To pay for the plan, Mr Biden wants to raise the corporate tax rate to 28 per cent. He also would raise taxes on households that earn more than $400,000 a year.

Donald Trump’s trickle-down Tax Cuts and Jobs Act in 2017, passed before the pandemic during a healthy economy, cut the maximum corporate federal income tax rate from 35 per cent to 21 per cent.

“We’re just asking corporations to pay their fair share at a rate, by the way, that would be lower than it’s been for most of my life,” Mr Buttigieg said. “If other folks on the Hill have an idea how to pay for it, we’re going to be interested to hear those ideas.

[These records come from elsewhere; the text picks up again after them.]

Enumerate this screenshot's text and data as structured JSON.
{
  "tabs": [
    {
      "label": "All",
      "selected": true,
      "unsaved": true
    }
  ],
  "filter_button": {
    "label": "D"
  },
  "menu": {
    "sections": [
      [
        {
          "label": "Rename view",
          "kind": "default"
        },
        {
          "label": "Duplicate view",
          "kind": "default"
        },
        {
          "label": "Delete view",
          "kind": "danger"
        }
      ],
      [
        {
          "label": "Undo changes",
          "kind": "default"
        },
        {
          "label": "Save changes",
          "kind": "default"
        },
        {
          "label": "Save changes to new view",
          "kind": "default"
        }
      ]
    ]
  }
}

But there is a clear vision for paying for this bill.”

In his own proposal, Senator Sanders wants to increase the corporate tax rate to 35 per cent.

GOP Senator Roger Wicker told NBC that “I’m all for looking at ways to pay for it” but said 28 per cent “is going to cut” jobs.

Asked by CNN’s Jake Tapper whether he had a pitch for paying for the bill, Mississippi Governor Tate Reeves, a Republican, pointed to “pro-business” and “pro-growth” policies under Mr Trump, and echoed GOP concerns over a growing deficit, despite their support for Mr Trump’s tax cuts that immediately shot up deficits.

House Speaker Nancy Pelosi said she wants to pass the bill in the Democratically controlled House of Representatives near the July 4 holiday, but it faces a murky path in the Senate.

Senator Sanders and Senate Democrats are weighing a move to pass the bill through the budget reconciliation process, as they did with the American Rescue Plan, to bypass the need for GOP support and send the bill to Mr Biden’s desk with a simply majority vote.